Cerenkov radiation is a well-known phenomenon, in which optical photons are emitted when a charged particle moves faster than the speed of light in a medium. We propose and demonstrate a method, based on the detection of Cerenkov radiation, to noninvasively image beta-emitting radionuclides inside small animals. This imaging method is referred to as Cerenkov Luminescence Imaging (CLI). At present, there is no sensitive in vivo imaging method for monitoring the biodistribution of β- emitting radionuclides used for radioimmunotherapy or other therapeutic treatments for cancer. CLI will allow in vivo imaging of the biodistribution of these radionuclides, such as Y-90 (end point energy 2.28 MeV, half life of 2.67 days) with high sensitivity. It can also be used as a low cost alternative to PET imaging for β+ emitting radionuclides.
We have successfully detected Cerenkov light from F-18 and Y-90 in small animals using reasonable injected doses of ~200 µCi.
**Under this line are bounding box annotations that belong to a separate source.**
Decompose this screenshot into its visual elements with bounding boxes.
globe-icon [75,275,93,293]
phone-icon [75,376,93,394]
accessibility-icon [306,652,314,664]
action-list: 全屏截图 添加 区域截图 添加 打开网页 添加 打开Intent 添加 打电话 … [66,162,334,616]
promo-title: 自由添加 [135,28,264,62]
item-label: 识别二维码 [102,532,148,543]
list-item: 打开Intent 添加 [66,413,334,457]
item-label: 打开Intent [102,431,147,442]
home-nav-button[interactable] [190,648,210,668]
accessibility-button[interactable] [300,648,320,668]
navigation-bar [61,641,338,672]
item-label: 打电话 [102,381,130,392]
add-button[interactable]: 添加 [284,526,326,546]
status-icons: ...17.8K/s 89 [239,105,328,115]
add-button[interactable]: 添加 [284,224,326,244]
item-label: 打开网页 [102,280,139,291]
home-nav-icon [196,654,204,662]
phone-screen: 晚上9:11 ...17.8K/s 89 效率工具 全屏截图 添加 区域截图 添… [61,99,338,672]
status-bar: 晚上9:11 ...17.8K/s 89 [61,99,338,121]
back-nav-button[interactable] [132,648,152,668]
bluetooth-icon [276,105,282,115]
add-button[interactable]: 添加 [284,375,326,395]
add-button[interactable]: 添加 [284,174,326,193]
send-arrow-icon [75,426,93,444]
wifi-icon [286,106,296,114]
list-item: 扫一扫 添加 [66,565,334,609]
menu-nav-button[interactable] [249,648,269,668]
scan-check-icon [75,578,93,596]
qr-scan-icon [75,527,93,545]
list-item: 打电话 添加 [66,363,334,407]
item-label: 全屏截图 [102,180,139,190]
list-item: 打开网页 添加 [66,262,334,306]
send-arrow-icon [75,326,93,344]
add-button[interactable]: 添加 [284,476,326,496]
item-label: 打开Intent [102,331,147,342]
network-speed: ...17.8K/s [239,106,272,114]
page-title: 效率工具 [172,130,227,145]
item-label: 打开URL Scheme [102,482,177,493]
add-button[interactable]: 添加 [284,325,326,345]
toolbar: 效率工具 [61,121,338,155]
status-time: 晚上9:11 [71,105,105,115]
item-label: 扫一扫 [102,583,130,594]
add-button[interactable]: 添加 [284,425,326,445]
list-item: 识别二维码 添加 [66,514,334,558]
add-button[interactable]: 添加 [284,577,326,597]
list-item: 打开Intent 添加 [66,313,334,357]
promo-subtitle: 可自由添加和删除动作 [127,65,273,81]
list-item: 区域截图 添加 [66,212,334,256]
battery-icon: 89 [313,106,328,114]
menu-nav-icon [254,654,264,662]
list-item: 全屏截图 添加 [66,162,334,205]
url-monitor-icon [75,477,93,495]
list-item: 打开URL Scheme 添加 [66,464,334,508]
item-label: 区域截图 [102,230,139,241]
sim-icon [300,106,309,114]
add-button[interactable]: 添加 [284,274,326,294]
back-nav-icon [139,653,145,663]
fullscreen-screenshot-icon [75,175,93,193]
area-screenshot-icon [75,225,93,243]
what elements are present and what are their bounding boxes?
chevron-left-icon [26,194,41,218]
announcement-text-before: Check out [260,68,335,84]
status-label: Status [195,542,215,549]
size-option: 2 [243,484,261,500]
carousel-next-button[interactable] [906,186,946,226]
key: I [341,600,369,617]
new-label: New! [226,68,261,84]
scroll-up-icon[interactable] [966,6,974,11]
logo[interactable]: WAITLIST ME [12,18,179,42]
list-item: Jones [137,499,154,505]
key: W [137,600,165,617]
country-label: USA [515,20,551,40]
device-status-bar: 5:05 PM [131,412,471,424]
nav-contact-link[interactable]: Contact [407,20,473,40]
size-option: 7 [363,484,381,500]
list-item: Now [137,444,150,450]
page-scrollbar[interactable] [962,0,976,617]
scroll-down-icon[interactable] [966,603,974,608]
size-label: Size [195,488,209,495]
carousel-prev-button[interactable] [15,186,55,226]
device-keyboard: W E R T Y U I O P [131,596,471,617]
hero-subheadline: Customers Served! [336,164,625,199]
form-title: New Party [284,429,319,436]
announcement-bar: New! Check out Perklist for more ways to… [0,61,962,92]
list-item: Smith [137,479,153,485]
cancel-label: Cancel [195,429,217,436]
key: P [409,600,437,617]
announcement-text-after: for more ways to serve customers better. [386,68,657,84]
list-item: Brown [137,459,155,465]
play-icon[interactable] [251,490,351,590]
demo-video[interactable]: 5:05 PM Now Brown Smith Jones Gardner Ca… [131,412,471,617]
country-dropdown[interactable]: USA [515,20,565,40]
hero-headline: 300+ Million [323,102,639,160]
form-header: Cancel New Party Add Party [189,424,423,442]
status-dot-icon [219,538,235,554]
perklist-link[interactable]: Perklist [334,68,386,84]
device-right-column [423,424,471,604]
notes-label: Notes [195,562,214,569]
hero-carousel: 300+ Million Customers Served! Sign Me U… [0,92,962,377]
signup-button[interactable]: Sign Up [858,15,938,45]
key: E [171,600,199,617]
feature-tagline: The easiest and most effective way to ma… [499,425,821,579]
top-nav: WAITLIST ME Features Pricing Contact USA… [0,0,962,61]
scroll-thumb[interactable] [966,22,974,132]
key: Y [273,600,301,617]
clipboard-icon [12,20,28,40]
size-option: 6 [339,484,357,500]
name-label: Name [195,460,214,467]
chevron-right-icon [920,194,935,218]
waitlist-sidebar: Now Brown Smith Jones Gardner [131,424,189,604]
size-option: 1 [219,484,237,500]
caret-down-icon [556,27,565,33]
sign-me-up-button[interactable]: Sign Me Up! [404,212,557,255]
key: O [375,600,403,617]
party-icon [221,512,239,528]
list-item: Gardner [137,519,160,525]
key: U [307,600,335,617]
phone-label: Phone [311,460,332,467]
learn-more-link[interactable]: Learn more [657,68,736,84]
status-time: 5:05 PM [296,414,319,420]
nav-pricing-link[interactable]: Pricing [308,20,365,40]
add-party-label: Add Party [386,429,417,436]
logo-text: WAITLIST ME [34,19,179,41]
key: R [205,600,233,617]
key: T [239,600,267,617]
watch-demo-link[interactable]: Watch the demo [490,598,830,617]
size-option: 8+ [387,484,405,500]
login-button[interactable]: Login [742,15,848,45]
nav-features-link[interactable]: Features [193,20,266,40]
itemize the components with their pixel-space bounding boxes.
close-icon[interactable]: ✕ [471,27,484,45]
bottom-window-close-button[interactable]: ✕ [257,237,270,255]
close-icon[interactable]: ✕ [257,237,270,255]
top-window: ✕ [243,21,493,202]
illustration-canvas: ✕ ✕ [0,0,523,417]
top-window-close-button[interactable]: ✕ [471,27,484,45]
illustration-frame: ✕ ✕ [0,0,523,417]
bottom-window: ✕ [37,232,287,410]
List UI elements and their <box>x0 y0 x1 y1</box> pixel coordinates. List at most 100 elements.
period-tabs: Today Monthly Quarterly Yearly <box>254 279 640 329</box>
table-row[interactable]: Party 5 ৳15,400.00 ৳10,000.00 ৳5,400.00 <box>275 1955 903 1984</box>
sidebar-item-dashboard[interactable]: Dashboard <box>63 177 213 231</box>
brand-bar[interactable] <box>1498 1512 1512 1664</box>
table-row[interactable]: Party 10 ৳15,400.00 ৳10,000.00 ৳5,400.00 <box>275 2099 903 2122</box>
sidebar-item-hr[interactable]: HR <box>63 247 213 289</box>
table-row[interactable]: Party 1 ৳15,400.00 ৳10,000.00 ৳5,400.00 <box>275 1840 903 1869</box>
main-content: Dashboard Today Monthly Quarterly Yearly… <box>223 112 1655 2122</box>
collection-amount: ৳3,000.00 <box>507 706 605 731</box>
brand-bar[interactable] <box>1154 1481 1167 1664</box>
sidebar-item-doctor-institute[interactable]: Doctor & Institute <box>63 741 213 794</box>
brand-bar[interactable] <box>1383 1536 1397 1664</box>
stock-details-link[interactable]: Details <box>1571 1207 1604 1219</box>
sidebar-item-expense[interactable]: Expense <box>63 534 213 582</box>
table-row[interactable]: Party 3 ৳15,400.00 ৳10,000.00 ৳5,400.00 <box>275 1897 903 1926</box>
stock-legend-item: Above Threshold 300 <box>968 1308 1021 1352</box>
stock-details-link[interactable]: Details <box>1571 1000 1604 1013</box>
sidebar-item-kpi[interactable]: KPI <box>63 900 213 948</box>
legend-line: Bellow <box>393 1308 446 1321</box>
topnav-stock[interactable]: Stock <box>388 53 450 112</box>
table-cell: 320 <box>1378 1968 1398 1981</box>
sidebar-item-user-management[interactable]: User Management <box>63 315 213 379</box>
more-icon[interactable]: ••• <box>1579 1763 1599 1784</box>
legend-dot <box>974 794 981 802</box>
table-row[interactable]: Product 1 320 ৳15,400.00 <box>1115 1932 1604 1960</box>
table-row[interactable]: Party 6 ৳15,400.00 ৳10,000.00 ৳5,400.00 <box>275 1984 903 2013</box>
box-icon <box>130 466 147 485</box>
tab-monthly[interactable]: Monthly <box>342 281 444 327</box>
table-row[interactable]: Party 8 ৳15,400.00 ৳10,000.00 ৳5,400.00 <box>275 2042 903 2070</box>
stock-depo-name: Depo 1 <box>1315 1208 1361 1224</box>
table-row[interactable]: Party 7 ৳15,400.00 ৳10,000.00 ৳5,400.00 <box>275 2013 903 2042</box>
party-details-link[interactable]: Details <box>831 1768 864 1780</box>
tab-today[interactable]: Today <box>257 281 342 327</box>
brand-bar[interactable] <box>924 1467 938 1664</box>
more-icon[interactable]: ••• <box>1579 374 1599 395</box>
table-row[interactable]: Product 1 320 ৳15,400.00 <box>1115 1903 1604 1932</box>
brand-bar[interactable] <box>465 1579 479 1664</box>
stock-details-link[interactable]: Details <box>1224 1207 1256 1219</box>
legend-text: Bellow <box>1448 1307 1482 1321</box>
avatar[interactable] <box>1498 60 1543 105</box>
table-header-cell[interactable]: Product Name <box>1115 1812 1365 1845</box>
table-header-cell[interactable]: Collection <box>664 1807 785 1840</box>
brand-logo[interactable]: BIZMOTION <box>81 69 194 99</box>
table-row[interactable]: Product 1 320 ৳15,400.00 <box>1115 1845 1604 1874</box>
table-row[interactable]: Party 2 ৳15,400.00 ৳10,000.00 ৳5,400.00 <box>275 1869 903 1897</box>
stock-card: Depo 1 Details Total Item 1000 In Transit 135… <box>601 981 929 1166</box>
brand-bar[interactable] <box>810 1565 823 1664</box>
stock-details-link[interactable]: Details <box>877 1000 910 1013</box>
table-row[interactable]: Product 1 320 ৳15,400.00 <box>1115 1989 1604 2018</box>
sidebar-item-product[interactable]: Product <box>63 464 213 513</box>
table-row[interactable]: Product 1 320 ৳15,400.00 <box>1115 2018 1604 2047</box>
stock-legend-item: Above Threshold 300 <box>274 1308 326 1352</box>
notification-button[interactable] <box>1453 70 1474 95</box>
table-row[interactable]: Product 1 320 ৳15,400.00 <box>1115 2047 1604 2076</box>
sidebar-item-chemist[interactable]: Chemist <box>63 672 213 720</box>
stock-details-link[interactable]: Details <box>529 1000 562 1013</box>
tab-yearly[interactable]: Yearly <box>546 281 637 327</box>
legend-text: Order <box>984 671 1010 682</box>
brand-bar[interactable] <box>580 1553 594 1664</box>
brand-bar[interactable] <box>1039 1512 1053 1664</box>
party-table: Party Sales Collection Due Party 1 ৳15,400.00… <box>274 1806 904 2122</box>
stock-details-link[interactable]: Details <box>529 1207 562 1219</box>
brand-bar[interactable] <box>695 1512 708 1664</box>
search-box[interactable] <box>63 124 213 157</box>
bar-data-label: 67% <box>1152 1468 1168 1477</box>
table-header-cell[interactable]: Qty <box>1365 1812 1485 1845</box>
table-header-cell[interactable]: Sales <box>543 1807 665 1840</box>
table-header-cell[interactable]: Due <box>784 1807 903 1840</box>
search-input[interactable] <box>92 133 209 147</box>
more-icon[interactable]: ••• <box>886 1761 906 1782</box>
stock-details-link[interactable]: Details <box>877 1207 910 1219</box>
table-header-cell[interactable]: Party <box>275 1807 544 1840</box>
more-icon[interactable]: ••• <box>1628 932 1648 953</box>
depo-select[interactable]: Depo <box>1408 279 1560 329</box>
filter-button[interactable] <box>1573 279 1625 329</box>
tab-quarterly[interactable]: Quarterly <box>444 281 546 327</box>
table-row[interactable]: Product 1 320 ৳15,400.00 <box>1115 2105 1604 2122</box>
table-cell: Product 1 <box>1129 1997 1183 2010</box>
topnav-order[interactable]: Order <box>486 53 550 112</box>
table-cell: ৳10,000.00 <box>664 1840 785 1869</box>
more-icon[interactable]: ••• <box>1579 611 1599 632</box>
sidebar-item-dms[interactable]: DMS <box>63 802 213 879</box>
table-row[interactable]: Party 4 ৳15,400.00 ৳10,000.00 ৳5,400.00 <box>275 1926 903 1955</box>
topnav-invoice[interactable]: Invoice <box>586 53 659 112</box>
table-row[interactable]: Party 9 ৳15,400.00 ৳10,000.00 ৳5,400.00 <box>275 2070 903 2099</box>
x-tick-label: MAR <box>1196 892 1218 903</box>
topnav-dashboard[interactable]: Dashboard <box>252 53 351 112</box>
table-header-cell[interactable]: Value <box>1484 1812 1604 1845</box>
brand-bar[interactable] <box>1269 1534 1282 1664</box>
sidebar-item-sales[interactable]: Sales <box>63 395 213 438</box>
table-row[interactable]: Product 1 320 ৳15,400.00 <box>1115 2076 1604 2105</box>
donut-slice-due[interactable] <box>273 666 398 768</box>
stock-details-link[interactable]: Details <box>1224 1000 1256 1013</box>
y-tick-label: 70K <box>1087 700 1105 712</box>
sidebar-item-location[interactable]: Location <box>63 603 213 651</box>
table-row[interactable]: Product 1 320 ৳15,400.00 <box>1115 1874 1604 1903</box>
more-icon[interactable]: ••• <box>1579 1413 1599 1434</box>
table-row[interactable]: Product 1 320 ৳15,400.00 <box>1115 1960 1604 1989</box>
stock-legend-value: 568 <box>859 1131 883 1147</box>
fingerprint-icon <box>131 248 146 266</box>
An ex vivo mouse study using Y-90 where a capillary tube with 274 µCi of Y-90 was inserted down the esophagus is shown in the figure. The number of photons detected in the bare capillary tube was ~7×106 photons/s/cm2/sr. In vivo, 1.9×104 and 2.3×105 photons/s/cm2/sr was detected from the dorsal and ventral sides, respectively. Based on GEANT4 Monte Carlo calculations for Y-90, we expect to observe ~70 visible light photons per decay. Currently, we are characterizing the intensity and optical emission spectra of Cerenkov radiation at different depths using tissue and agar phantoms. By measuring the emitted light from several views of the mouse, it is possible to reconstruct 3D images of the Cerenkov light distribution using analogous techniques to those used for bioluminescence tomography.
Fig. 1.Luminescent dorsal and ventral images of 274 µCi of Y-90 in a capillary tube (left) inserted down a mouse esophagus post-mortem. Black line indicates approximate region of capillary tube.